On 2010-03-09 12:06:05 +0100, Norbert Nemec <[email protected]> said:

Fawzi Mohamed wrote:
On 2010-03-09 09:47:17 +0100, Norbert Nemec <[email protected]> said:

Ellery Newcomer wrote:
On 03/08/2010 08:49 PM, bearophile wrote:

Admitted, the last case does not work quite as nicely with ".." as it
does with Python's ":". Still, the point should be clear.

I have never understood why Walter has adopted .. for slices instead of the better :
I'd like to know why.

Bye,
bearophile

Ternary ?:, I suppose.

Why not simply split up the ternary a?b:c into a nested expression

    a?(b:c)

The binary ":" could simply be an expression that may only appear in special contexts: on the right side of binary "?" expressions or within indexing expressions.

I don't see why the obvious solution from..to..step would have problems, so that one needs the ":", but maybe I did not think enough about the implications.
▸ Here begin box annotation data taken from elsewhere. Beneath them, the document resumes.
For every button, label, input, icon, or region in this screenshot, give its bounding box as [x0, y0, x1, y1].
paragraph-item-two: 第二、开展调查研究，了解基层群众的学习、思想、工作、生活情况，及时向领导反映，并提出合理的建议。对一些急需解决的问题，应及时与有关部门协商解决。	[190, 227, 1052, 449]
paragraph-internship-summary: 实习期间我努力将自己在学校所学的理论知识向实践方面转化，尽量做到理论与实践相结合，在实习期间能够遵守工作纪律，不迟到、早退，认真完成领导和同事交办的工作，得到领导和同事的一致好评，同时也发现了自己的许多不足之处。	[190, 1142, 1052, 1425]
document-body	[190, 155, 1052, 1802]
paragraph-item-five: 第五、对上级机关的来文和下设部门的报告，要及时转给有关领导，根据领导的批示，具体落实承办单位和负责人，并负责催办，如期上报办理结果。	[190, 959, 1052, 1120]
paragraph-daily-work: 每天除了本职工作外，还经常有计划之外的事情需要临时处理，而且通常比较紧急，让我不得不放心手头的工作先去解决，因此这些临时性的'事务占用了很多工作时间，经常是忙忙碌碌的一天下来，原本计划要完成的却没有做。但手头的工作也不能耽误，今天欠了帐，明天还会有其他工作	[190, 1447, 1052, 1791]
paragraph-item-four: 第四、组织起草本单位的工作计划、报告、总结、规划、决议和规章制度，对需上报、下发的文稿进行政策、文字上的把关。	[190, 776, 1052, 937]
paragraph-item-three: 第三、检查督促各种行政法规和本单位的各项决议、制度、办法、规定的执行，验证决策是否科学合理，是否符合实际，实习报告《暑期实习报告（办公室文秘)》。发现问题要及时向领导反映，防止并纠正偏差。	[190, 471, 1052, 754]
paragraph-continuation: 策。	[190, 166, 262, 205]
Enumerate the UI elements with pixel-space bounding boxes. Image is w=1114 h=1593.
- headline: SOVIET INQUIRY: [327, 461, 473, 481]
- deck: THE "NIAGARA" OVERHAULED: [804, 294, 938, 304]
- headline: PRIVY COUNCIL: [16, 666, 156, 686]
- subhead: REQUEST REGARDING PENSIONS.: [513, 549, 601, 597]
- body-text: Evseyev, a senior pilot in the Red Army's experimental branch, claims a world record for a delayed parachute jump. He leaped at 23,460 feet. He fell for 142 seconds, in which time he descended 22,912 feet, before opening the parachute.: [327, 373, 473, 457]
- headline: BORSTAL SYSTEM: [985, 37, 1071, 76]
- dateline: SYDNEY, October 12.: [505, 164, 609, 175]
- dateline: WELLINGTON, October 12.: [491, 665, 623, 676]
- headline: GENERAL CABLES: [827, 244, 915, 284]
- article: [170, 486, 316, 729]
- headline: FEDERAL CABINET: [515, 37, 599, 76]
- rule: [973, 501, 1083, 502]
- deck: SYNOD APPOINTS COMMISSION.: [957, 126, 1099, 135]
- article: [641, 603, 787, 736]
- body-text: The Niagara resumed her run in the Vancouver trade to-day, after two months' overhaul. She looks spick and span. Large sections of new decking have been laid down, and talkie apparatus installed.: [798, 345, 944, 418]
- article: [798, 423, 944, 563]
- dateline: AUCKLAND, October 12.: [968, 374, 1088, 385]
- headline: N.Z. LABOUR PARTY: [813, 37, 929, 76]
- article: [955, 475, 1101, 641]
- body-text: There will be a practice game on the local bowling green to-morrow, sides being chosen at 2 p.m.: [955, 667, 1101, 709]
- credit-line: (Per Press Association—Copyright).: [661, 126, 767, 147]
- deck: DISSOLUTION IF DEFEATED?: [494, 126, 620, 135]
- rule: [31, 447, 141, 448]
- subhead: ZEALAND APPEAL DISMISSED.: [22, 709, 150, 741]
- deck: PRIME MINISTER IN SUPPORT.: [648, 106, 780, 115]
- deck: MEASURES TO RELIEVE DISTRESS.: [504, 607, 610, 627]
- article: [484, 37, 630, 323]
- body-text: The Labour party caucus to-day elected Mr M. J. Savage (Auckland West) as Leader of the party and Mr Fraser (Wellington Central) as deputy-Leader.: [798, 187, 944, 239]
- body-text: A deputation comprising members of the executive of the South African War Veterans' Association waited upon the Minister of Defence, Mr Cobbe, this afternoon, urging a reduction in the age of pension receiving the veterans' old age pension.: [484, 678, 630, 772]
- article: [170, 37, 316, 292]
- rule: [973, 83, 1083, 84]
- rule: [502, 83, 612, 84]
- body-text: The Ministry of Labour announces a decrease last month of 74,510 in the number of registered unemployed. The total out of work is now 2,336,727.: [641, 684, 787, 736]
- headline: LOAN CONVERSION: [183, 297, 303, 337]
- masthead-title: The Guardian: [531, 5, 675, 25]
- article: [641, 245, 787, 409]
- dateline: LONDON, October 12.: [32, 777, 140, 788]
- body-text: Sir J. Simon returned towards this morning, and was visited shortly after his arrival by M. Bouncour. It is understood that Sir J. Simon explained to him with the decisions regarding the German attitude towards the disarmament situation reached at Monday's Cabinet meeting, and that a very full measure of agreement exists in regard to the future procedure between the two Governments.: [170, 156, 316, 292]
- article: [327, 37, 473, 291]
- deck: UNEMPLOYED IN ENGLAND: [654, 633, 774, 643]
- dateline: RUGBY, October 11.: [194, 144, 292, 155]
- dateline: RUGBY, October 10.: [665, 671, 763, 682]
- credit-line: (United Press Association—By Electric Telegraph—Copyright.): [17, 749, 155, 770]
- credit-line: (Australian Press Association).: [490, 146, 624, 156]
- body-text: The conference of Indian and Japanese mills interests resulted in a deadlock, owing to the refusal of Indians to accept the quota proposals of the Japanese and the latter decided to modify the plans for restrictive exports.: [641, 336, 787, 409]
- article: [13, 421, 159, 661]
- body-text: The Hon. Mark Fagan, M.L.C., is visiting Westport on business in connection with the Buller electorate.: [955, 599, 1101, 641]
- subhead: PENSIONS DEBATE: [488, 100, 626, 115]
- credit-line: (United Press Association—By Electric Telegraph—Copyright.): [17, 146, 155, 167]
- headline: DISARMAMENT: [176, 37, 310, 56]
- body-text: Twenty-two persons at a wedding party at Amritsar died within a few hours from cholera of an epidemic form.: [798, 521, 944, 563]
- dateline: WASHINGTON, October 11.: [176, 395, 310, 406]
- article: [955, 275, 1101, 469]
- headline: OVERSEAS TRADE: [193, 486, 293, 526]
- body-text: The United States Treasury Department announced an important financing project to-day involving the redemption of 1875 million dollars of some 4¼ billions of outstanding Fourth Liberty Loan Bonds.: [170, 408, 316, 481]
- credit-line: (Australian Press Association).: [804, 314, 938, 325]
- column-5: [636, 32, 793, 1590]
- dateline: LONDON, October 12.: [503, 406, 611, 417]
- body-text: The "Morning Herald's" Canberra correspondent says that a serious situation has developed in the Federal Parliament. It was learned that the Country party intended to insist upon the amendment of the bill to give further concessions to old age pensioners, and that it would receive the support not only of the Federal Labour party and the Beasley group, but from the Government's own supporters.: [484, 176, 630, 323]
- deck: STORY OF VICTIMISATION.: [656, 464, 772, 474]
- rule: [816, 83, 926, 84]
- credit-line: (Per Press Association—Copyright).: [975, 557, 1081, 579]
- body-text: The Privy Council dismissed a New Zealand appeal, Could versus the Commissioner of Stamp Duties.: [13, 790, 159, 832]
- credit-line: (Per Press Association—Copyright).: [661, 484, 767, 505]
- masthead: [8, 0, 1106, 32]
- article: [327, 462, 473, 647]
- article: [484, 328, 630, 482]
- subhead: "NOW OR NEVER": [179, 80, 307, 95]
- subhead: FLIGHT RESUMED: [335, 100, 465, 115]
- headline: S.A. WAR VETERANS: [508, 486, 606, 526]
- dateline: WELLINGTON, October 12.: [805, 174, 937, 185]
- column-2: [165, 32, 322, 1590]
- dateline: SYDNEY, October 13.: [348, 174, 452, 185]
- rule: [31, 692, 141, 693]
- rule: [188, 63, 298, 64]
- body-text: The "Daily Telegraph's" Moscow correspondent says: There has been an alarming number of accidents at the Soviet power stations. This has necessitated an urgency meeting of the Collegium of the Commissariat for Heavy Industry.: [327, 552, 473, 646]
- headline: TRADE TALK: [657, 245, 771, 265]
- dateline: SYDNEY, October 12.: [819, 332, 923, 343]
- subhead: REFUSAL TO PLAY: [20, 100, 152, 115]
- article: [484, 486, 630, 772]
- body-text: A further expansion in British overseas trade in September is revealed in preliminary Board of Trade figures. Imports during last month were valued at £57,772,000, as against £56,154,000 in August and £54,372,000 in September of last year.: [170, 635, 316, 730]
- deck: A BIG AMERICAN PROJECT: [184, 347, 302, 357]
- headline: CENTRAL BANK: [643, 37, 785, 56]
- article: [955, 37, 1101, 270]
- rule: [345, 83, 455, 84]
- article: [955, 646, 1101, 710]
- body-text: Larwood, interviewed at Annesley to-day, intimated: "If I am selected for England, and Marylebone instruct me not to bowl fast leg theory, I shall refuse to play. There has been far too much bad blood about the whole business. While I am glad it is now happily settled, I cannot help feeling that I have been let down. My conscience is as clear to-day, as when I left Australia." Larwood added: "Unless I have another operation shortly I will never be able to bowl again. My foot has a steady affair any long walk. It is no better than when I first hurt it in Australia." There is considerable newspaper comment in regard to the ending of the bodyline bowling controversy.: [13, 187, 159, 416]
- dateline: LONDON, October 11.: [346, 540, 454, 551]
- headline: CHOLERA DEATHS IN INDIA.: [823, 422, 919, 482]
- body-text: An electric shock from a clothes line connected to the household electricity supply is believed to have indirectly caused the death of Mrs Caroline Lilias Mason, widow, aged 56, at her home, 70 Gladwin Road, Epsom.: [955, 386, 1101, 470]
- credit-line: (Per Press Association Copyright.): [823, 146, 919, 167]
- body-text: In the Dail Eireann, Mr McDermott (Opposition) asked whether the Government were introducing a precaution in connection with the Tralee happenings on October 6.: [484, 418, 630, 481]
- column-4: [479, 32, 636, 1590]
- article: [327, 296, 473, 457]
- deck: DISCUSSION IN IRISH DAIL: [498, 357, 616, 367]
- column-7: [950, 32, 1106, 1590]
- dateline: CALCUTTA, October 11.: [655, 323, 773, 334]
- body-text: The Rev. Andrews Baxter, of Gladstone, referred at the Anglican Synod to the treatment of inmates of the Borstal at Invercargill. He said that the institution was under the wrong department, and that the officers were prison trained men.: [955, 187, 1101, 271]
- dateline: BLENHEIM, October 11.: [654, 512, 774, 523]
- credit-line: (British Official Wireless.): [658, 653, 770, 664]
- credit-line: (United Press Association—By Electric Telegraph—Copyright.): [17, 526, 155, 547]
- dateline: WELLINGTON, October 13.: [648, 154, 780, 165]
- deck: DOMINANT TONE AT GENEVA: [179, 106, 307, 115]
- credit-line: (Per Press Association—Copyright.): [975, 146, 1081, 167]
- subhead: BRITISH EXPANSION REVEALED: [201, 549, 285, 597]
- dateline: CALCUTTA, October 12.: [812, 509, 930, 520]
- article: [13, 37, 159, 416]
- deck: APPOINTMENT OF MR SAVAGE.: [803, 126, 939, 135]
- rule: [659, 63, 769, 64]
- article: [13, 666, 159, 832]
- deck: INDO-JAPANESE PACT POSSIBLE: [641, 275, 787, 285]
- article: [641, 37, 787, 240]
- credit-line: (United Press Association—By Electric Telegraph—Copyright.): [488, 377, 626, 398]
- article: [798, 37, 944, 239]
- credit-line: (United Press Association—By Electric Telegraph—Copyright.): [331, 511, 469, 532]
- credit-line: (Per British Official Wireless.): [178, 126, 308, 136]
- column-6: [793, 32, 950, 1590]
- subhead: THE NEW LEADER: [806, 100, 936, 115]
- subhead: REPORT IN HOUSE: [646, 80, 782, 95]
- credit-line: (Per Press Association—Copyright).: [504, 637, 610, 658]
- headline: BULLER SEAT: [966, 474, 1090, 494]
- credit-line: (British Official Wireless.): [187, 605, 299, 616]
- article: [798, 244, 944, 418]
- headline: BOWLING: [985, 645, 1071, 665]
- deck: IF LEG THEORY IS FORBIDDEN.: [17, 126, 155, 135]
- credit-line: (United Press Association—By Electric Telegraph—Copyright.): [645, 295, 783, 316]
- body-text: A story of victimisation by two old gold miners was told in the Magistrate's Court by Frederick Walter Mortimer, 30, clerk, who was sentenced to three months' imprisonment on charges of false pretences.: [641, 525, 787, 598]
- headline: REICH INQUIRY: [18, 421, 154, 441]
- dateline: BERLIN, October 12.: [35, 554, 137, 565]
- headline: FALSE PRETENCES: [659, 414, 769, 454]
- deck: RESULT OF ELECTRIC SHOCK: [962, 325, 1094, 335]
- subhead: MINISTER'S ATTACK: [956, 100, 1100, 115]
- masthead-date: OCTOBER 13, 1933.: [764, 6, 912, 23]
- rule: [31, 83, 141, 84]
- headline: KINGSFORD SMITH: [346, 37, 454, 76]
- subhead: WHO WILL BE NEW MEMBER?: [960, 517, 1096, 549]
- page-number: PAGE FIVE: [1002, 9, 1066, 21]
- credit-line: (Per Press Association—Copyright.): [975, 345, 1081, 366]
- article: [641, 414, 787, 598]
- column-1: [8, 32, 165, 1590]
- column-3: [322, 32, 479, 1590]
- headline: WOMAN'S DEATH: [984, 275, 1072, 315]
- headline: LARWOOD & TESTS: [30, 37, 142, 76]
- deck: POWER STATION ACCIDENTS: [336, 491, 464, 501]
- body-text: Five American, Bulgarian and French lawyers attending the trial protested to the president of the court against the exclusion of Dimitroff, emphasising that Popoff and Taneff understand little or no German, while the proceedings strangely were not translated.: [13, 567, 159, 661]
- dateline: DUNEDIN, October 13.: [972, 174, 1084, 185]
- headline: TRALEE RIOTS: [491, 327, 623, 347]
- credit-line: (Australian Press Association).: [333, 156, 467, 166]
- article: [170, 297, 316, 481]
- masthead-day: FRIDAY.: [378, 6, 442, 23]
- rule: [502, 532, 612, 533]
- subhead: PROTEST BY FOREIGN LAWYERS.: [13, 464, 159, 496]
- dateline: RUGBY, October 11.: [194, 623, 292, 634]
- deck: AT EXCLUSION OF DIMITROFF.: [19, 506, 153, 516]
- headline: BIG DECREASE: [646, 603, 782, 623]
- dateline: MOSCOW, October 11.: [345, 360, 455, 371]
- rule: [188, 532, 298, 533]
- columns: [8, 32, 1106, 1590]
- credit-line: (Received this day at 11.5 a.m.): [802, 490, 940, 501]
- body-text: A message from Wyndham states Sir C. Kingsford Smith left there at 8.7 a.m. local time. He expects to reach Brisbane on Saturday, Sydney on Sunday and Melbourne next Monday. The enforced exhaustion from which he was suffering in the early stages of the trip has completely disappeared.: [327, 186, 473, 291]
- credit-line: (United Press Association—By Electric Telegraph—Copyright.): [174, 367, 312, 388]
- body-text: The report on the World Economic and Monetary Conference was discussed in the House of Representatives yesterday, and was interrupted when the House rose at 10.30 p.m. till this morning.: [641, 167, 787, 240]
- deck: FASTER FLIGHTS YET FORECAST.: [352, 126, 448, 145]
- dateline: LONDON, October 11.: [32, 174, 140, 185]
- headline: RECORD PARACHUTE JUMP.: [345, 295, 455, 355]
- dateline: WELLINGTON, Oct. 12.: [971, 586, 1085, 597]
Anyway I find .. more self descriptive for slices than :.

The ".." vs. ":" issue is really more cosmetics. It makes a bit of difference in readability when full slices are used in multiple dimensions. Simply imagine
        A[..,..,..,..]
vs.
        A[:,:,:,:]

I agree that for the full slice it looks uglier

Anyway at the moment there is no syntactic sugar for that.
You said that multidimensional arrays are a niche, well t might well be, but still there are some implementations in D. In particular there is my NArray implementation in blip http://dsource.org/projects/blip .

Indeed, there is a number of implementations. Will be interesting to do a systematic comparison. Ultimately, I would like to combine the strengths of all these different implementations into one library that has the potential to become standard. Multidimensional arrays are the essence of the interfaces of most numerical libraries. Having several incompatible standards is a major roadblock for acceptance in the numerical community.

As far as I know for D1.0 and large multidimensional arrays, really usable libraries are just multiarray by braxissimo (that is a kind of abandoned experiment, as he focused on matrixes and vectors), and then my library. Matrix libraries are more (and my library supports dense matrixes/vectors), but really multidimensional libraries, I am not aware of other serious contenders, please share the others...

Using it your example

    off = (y[:-1,:]*x[1:,:] - y[1:,:]*x[:-1,:]) / (x[1:,:]-x[:-1,:])

becomes

auto off=(y[Range(0,-2)]*x[Range(1,-1)]-y[Range(1,-1)]*x[Range(0,-2)])/(x[Range(1,-1)]-x[Range(0,-1)]);

not
ideal,

but not so terrible either.

The full slicing indices for the second dimension are missing. You could of course make those implicit, but then what happens if you need that expression to work on swapped dimensions?

Indeed missing= implicit, to swap dimensions you have to use Range(-1) (the full range from 0 to the last).

The Range structure negative indexes are from the end, and are inclusive (thus Range(0,-1) means up to the end, the whole range).
This removes problems with making $ work correctly.

The negative sign solution is nice for scripting languages like Matlab or Python. In a compiled language it leads to unnecessary runtime overhead because every indexing operation needs to be checked for the sign.

Indeed I don't accept negative indexes for indexing, just for Ranges (where the overhead should be acceptable).

I think that the library is quite complete from the user point of view, and quite usable...

Good to know. I will have a closer look at it.

let me know if you have problems/comment about it (also in the IRC if you want).